Claude Cahun, Autoportrait, vers 1929 Collection Neuflize Vie © Photo André Morin
Jeu de Paume 1 Place de la Concorde 75008 Paris France
L’exposition du Jeu de Paume, la première de cette importance en France depuis seize ans, réunit un large ensemble d’œuvres majeures, dont quelques pièces peu connues ou jamais exposées, et met en valeur à la fois la diversité et l’unité de la démarche photographique de Claude Cahun (1894-1954).
Pour voir le reportage d'Actuphoto au Jeu de Paume, à la rencontre du commissaire de l'exposition Claude Cahun : http://www.dailymotion.com/video/xiwcmb_santu-mofokeng-et-claude-cahun-nouvelles-expositions-du-jeu-de-paume-par-actuphoto_creation
L’œuvre photographique de Claude Cahun s’étend sur une vaste période allant de 1913 à 1954, peu avant sa mort. L’on peut penser que, depuis l’âge de quinze ou seize ans, l’artiste n’a cessé de faire appel à la photographie. Néanmoins, les œuvres qu’elle nous a léguées permettent de distinguer des périodes particulièrement productives : 1914-1920, 1926-1932, 1936-1940, 1947-1950.

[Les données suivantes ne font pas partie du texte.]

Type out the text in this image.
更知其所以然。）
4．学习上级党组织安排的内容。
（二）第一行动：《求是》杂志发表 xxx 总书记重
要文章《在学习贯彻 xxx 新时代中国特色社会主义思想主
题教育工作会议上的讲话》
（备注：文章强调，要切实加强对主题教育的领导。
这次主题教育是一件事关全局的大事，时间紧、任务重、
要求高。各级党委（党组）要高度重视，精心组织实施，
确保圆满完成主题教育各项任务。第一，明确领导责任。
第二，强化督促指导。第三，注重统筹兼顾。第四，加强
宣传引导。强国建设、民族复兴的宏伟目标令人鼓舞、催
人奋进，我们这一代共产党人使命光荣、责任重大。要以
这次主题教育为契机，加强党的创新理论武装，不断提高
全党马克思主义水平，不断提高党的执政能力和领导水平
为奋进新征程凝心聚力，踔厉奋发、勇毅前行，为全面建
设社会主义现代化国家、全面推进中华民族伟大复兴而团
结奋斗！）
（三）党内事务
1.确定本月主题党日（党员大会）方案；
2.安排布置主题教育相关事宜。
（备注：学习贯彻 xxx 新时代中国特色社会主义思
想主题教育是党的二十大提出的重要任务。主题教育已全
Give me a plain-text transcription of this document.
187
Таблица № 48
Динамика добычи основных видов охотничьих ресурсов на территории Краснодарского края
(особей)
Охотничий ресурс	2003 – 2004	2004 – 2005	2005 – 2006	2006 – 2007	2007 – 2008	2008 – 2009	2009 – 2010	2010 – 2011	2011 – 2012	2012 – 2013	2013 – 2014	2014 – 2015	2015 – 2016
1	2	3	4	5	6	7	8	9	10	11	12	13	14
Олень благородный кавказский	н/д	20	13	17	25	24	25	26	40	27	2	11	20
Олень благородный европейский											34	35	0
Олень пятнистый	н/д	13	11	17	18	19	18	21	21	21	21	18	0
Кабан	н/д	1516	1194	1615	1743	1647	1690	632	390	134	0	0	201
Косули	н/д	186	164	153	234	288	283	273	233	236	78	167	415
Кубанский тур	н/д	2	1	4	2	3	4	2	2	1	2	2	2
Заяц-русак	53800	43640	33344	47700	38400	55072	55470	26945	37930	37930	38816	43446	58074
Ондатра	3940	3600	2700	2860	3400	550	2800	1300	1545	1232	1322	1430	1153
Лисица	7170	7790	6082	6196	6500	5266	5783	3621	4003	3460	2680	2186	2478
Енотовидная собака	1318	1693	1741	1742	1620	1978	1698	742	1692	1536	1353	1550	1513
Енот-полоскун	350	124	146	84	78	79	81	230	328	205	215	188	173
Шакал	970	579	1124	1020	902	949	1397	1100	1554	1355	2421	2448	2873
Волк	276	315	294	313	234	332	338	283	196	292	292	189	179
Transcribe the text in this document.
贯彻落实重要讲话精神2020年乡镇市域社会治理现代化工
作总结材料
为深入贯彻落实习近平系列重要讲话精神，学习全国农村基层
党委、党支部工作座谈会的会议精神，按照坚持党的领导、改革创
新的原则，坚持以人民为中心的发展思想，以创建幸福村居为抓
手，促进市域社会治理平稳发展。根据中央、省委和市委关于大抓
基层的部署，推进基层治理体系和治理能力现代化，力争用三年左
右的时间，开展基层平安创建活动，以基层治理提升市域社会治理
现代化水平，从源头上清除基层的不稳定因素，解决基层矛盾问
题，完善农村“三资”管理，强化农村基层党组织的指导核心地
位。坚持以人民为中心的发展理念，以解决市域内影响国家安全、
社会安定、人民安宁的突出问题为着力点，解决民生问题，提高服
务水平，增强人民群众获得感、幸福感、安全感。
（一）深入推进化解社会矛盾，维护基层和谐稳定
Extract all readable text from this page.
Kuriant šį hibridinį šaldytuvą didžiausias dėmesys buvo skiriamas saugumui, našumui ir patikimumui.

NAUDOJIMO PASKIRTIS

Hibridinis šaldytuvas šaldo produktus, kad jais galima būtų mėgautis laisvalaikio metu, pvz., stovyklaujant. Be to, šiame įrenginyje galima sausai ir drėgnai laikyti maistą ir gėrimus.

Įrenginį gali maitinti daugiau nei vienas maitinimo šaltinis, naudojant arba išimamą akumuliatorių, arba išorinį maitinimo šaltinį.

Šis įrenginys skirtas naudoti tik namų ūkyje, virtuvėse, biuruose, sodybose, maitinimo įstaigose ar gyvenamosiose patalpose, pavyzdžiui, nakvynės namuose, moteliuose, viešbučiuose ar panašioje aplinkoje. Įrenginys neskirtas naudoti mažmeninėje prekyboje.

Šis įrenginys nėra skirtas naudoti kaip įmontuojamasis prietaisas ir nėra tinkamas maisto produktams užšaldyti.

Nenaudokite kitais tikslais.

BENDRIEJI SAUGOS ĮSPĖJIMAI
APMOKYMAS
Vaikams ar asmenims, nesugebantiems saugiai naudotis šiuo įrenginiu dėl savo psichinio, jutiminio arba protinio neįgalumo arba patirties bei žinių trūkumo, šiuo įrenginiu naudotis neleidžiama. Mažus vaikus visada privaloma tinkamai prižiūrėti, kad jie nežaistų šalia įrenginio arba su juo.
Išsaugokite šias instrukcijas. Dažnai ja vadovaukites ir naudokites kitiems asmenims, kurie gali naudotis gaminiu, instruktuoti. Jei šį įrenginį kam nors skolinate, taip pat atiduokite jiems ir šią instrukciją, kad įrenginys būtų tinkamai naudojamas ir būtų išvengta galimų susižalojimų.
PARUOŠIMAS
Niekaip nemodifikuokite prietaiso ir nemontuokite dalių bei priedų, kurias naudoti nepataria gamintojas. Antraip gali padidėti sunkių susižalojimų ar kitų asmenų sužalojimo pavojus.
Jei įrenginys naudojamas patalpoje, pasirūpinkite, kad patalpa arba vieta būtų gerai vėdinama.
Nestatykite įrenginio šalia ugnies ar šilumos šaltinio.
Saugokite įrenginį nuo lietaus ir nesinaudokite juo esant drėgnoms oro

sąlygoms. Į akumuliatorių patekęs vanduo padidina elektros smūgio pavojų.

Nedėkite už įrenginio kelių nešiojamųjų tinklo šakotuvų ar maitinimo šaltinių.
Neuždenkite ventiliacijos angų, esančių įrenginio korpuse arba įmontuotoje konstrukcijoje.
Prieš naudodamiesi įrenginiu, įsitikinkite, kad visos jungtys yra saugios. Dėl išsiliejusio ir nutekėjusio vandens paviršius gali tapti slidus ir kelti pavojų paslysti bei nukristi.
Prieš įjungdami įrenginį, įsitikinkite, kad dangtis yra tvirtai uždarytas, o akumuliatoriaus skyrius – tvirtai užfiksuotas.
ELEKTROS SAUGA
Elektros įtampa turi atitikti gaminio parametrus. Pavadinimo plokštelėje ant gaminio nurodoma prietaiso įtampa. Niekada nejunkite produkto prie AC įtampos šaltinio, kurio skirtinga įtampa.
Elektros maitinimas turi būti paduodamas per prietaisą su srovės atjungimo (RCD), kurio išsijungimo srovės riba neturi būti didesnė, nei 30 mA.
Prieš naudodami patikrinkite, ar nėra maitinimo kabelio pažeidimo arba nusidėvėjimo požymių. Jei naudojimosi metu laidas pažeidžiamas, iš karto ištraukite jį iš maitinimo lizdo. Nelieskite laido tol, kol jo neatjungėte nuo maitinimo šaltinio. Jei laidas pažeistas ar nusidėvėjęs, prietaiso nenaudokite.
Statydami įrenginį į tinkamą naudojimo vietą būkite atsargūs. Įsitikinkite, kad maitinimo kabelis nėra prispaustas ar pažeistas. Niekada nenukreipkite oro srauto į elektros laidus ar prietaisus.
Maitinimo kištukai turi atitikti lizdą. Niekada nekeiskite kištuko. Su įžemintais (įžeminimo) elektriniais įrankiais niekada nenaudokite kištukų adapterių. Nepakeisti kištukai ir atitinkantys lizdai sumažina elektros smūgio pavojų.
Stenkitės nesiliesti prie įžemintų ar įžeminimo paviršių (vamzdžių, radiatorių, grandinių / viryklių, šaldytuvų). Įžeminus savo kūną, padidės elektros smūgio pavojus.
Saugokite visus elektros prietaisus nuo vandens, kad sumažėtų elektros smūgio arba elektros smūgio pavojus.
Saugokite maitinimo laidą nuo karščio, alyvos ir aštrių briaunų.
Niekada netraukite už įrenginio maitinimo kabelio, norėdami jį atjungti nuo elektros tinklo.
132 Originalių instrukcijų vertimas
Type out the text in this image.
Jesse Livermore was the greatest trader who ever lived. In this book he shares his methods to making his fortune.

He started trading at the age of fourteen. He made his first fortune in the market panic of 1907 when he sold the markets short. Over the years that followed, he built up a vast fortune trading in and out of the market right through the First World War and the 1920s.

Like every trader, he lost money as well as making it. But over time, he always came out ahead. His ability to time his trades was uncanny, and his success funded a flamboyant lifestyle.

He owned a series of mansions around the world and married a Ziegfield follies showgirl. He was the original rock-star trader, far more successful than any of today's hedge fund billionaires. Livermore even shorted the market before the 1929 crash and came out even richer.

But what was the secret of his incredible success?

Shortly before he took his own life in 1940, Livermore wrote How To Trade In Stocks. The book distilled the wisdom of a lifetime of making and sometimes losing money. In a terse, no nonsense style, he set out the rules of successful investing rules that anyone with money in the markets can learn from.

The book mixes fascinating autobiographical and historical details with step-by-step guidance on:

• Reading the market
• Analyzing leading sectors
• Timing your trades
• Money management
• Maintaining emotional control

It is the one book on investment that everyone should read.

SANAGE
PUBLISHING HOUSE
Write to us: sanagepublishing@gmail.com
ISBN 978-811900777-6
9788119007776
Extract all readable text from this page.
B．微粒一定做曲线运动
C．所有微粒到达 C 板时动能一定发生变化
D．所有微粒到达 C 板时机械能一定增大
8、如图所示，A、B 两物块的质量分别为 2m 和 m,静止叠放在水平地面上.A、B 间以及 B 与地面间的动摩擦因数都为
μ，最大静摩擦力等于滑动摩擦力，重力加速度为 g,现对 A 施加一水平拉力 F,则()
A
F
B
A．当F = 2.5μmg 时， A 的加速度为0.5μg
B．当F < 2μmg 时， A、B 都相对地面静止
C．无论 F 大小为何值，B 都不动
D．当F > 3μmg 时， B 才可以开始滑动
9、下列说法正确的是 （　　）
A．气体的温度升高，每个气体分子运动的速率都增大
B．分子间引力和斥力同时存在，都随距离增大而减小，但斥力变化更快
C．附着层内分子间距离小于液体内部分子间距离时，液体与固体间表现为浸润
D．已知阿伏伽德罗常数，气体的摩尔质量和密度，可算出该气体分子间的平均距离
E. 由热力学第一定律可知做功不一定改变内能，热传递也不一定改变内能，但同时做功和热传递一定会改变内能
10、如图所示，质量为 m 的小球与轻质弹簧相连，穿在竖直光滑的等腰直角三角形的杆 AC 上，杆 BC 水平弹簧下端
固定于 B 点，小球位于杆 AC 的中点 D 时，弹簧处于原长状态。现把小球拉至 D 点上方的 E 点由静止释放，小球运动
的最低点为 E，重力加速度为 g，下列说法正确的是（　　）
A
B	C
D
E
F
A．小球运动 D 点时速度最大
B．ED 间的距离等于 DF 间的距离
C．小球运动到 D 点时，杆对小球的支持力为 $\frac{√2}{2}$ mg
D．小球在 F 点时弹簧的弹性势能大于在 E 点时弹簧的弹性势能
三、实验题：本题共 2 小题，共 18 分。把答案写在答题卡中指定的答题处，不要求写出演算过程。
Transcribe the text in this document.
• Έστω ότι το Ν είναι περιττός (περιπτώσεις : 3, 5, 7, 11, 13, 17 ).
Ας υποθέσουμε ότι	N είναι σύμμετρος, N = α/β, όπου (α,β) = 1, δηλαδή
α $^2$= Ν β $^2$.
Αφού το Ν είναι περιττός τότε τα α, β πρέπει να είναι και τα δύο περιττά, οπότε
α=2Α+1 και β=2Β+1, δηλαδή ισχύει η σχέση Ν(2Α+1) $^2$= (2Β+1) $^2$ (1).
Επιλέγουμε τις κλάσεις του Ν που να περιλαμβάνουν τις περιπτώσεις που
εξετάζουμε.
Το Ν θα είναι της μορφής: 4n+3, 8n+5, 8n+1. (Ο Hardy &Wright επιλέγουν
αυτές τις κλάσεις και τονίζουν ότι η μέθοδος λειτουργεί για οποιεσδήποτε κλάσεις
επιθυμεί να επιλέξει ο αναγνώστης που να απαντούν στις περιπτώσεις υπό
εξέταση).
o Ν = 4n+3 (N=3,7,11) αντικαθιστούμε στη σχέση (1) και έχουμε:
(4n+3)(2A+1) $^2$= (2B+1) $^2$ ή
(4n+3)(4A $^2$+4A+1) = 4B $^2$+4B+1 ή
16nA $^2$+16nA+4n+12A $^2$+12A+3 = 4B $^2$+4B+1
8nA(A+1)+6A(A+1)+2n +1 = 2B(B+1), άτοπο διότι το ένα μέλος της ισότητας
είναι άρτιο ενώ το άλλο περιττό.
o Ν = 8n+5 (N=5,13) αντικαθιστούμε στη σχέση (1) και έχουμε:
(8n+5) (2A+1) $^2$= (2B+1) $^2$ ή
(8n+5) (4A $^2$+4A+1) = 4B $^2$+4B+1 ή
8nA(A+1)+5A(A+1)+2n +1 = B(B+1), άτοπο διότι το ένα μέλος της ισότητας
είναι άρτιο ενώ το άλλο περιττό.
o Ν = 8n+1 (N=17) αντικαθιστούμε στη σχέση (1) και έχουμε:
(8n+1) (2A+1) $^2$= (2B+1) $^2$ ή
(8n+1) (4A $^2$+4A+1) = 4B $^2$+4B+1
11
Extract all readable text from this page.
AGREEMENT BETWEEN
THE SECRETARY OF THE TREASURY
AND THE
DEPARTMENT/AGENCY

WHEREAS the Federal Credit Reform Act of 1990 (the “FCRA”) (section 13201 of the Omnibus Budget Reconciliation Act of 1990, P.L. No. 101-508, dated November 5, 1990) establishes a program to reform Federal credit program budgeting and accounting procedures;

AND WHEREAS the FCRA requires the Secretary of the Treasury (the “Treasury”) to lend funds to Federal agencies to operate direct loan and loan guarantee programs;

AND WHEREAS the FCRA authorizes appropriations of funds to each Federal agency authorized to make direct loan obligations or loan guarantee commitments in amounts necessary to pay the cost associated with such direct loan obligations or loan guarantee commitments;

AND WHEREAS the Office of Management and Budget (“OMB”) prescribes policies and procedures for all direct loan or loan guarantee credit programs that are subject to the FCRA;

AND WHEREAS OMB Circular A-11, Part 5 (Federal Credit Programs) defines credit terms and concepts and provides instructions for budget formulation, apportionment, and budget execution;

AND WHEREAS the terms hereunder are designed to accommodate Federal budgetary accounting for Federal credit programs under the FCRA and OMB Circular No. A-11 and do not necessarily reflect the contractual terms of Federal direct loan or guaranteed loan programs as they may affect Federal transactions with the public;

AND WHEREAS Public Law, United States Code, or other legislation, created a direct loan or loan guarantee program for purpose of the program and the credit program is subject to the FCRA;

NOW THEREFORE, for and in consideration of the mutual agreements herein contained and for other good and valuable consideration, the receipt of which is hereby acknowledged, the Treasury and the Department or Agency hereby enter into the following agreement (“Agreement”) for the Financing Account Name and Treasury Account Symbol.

Ce sont sans doute ses autoportraits qui ont suscité le plus d’intérêt parmi les théoriciens de la culture contemporaine. L’artiste s’y sert de sa propre image pour démonter un à un les clichés associés à l’identité (féminine, masculine). Claude Cahun (née Lucy Renée Mathilde Schwob) s’est réinventée à travers la photographie (comme à travers l’écriture), en posant pour l’objectif avec un sens aigu de la « performance », habillée en femme, en homme, cheveux longs ou crâne rasé (chose des plus incongrues pour une femme de l’époque). Or parler d’identité, c’est aussi parler indirectement du corps, partant, de l’image que l’on projette de soi, et qui devient sociale dès l’instant où elle est partagée. Contrairement à d’autres artistes – principalement des hommes – qui pratiquèrent le portrait sans jamais s’exposer eux-mêmes, ou rarement (Man Ray, Hans Bellmer, André Kertész), Claude Cahun est à la fois l’objet et le sujet de ses expériences artistiques. En témoignent, chez elle, le soin mis dans le choix de la pose, l’intention de celle-ci, les fonds qu’elle utilise (tissus, couvre-lits, draps, tentures...), le recours à des accessoires précis (masques, capes, survêtement, globes de verre…), même si le point focal de l’image reste essentiellement le visage lui-même.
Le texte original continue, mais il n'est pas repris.